Wolfgang Amadeus Mozart Sonata in C major no. 10, KV. 330
Vatroslav Lisinski Mazurka in A minor
“There is a saying: Home is where the heart is. For me, that was always piano playing.” Rahel Senn
Pianist, composer, and writer Rahel Senn was born in Zürich. Her father is Swiss, and her mother Singaporean, which significantly marked her life and her career. She speaks seven languages and has many talents, which sometimes proved to be a disadvantage rather than an advantage in life, since she often found herself in a dilemma about which path to take. Her extraordinary career started when she was 17 and wrote and staged a musical called Der totale Wahnsinn (Total Madness) as her high-school graduation thesis. The musical was performed as many as 40 times and attracted great attention from the Swiss public. After a short stint in law school, she decided to study piano at the Conservatory in Lucerne with concert pianist Konstantin Lifschitz. The rest is history.
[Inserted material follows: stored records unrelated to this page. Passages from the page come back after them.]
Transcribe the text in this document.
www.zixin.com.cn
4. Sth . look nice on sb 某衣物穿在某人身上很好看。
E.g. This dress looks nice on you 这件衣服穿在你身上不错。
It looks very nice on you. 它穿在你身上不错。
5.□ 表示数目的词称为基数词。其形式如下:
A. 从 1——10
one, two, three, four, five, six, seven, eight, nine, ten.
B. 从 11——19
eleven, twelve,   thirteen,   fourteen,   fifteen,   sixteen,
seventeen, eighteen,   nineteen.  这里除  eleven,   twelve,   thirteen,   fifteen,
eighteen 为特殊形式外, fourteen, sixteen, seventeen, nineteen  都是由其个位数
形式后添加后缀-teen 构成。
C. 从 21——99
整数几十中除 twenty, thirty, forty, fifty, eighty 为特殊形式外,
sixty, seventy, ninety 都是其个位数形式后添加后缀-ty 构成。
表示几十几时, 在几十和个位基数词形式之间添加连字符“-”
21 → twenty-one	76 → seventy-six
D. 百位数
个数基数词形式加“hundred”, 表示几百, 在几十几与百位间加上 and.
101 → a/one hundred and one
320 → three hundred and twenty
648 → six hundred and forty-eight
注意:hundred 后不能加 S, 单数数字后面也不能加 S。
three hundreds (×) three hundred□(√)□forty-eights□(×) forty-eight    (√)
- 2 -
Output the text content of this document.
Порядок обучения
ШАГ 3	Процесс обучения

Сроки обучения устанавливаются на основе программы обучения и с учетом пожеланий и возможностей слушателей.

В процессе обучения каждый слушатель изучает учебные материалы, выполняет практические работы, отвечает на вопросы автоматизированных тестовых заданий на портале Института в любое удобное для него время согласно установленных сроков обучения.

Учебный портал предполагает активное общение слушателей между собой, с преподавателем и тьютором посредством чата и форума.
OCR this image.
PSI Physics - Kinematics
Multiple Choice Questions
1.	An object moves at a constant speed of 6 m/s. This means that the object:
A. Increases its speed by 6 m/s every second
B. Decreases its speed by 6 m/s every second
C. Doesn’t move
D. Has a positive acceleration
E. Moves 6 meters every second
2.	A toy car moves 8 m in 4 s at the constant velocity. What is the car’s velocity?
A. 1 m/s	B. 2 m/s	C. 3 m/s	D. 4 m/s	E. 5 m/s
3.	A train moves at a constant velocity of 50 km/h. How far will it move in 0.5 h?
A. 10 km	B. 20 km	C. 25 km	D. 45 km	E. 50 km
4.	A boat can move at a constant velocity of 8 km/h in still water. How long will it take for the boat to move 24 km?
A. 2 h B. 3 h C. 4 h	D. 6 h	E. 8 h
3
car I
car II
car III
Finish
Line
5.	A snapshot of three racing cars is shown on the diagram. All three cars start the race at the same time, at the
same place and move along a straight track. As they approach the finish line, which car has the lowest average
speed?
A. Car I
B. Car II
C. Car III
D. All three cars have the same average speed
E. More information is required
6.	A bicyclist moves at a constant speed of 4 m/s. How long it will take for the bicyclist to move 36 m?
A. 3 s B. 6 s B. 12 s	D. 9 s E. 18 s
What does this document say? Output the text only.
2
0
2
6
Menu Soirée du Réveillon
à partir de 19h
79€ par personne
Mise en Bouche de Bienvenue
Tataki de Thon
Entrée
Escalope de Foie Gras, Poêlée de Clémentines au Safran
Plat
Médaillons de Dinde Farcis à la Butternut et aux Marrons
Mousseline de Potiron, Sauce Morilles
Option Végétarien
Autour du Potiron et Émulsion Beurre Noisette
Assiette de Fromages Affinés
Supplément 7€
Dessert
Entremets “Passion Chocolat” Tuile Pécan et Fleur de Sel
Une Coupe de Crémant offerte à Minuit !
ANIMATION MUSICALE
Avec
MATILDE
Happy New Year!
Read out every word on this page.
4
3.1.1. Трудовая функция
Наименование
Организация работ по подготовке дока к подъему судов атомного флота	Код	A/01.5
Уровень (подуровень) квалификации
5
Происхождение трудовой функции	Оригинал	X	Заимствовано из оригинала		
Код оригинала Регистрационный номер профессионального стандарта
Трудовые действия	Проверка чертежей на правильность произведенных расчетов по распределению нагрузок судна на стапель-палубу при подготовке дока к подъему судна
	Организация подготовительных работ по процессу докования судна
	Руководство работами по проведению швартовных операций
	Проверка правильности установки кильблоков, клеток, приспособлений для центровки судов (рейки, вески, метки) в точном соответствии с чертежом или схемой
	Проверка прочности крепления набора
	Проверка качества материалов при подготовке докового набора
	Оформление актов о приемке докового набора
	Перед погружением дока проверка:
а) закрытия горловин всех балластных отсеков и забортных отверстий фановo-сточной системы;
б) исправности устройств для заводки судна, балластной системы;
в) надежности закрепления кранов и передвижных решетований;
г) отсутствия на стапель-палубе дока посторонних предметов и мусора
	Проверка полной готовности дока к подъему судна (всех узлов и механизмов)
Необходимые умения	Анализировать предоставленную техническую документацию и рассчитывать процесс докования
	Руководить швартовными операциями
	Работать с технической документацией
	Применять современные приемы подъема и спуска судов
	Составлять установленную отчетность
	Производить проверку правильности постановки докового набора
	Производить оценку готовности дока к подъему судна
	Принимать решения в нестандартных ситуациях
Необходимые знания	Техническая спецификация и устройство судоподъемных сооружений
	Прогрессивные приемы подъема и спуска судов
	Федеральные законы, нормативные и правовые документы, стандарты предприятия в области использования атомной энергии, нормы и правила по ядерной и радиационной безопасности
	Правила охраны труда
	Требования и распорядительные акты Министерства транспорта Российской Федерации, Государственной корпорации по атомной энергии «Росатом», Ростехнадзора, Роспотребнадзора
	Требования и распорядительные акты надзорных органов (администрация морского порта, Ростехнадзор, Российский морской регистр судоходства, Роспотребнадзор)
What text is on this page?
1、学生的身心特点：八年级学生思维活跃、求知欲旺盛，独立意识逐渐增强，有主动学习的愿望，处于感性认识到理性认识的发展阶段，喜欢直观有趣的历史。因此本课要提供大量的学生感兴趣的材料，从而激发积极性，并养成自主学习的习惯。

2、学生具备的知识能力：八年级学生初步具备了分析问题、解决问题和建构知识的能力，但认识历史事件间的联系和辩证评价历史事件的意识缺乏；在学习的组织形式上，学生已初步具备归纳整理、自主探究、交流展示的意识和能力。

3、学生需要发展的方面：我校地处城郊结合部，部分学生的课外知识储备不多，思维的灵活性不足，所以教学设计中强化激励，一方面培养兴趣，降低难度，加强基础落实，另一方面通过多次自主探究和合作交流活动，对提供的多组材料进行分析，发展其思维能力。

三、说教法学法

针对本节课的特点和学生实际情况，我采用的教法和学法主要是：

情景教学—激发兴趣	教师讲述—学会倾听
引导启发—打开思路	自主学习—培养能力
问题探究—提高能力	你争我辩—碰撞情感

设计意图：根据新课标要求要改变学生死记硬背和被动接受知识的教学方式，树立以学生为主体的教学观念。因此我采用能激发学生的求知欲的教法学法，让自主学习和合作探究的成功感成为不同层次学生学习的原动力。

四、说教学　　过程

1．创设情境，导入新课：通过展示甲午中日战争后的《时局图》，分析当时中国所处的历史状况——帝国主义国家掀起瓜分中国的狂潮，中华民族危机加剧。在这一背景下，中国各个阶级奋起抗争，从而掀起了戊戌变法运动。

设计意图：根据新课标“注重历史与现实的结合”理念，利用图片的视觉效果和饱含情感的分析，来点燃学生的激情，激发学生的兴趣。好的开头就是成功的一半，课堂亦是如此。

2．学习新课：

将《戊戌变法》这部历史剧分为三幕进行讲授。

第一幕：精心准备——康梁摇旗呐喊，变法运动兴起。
She now has four musicals behind her, four albums containing recordings of her own works, as well as a novel called Der kleine Tete about one of Albert Einstein's sons who suffered from schizophrenia. In 2012, she became the only Swiss artist to be named Young Steinway Artist, thus joining stars such as Diana Krall or Billy Joel. In 2015, she founded the H. Steinweg Piano Academy in Zürich. On the quest for her own musical expression, she never shied away from the world that intertwines classical and pop music, looking up to her role-model, the pop-classical pianist Richard Clayderman, known for his Ballade Pour Adeline. Apart from Clayderman, Rahel’s other heroes include pianists and composers Yiruma and Ludovico Einaudi. They were the ones who inspired her to create her own composing style. She was signed by Sony Classical and Sony Music Germany in 2017 and released her first single Jeux Interditis for them that year; her first album is scheduled to be released in fall of 2019.
For her first appearance before the Zagreb audience, Rahel Senn chose the scores written by the true masters of piano literature: Chopin, Brahms and Mozart. Last, but not least, she will also play the melancholic and sophisticated Mazurka in A minor by Vatroslav Lisinski, thus paying homage to the Croatian composer on the 200th anniversary of his birth, as well as honoring Croatian music in general. These are her words about the impression that the composition made on her: “Previously completely unknown to me, Lisinski and his Mazurka surprised me with a very avant-garde composing style (considering the time he lived in). While gentle melodies interchange in the left and right hands like variations, simple chords or individual notes complement the composition as a sort of accompaniment. The first time I played this composition, it made me think of today’s pop music.”